As described on Southwark Council's website 'Rotherhithe itself is one of London's hidden gems - lovingly preserved and rebuilt around the docks. Rich in history and architecture, the Rotherhithe peninsula boasts some of the best views of London's iconic skylines - from the City to Canary Wharf. It is a great place to visit and a unique place to live.'
The park has been designated as a Site of Importance for Nature Conservation. It contributes to an unbroken green corridor from Surrey Quays to the Thames. King Stairs Gardens has many mature trees and provides an important mix of habitats which is important to local wildlife.

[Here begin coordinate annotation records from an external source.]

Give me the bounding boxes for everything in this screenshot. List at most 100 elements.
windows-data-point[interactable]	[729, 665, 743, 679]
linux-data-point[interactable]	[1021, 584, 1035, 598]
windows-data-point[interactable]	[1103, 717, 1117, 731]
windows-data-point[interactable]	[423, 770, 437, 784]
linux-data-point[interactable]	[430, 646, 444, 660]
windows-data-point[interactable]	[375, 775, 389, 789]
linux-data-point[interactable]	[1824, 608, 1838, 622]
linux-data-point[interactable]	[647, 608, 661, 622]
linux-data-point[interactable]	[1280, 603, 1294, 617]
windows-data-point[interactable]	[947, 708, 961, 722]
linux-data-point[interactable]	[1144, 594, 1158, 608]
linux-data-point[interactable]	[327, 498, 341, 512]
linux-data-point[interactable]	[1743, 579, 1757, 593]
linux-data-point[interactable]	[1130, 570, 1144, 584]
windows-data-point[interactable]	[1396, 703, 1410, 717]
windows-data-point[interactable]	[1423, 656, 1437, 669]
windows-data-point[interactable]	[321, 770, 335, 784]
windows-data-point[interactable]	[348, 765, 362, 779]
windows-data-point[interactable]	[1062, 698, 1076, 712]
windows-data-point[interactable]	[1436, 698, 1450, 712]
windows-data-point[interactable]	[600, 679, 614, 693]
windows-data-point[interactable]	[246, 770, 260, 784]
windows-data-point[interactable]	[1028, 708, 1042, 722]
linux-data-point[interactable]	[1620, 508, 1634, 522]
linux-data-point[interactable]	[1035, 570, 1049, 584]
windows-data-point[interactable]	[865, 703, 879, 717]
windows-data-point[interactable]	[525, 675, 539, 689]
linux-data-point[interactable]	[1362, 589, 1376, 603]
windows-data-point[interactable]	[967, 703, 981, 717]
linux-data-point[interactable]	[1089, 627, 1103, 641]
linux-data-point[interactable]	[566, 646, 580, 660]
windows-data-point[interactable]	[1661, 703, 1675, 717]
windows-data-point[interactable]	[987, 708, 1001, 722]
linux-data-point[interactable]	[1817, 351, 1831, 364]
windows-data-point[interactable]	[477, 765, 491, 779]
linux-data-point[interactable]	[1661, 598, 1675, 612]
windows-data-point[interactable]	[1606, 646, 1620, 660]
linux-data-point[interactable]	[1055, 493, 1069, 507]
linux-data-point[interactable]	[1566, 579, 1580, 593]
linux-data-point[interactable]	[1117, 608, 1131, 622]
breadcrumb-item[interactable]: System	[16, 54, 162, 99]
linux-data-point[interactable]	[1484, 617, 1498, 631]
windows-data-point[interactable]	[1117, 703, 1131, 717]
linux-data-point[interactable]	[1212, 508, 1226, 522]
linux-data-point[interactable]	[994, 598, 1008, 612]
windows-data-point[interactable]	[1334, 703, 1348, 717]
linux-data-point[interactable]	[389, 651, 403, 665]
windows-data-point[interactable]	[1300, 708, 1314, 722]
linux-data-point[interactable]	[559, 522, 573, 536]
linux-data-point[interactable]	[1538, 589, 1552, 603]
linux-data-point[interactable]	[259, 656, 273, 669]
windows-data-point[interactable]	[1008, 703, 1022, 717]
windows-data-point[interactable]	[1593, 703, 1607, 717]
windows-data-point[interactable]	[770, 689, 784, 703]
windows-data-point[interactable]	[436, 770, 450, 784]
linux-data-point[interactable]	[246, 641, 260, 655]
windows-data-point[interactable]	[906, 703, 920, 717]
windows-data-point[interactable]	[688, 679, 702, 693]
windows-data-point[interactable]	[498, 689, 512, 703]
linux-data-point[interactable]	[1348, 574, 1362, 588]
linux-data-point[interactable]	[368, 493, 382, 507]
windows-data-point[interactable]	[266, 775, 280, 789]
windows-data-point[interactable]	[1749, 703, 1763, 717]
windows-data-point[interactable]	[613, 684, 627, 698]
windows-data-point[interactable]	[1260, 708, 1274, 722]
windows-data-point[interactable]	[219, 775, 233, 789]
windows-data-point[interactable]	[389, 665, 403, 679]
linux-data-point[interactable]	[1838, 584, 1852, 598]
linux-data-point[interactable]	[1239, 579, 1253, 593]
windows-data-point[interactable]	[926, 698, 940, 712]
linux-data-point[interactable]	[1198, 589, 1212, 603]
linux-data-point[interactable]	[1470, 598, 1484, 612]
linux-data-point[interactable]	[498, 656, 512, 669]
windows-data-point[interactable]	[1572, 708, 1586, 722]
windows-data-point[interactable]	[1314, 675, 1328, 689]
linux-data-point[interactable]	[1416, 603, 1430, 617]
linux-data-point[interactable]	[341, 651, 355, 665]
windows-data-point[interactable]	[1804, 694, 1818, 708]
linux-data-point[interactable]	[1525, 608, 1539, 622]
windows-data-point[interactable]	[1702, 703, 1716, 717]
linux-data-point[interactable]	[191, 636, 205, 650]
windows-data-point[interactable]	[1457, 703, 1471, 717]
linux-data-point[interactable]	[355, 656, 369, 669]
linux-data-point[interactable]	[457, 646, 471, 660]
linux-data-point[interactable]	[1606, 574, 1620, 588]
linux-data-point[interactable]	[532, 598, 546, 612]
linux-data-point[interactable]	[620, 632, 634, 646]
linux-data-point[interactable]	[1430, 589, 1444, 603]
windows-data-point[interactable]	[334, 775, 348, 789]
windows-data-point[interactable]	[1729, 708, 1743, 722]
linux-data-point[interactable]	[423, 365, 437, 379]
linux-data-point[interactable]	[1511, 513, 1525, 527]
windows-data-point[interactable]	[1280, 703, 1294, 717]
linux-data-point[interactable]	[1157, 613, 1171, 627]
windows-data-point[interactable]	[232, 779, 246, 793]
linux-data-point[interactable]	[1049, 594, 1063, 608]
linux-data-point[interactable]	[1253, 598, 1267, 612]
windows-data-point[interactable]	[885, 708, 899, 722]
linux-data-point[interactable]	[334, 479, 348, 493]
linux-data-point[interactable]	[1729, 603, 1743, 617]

King's Stairs Gardens has its connections with royalty. King Edward III used the stairs to access his manor house on Bermondsey Wall East. The Jubilee stone, which is situated by the riverside, was unveiled by Their Royal Highnesses The Earl and Countess of Wessex on 5 July 2002 to commemorate the Golden Jubilee of Queen Elizabeth II. It replaced an earlier stone unveiled by The Queen herself on the occasion of her Silver Jubilee in 1977.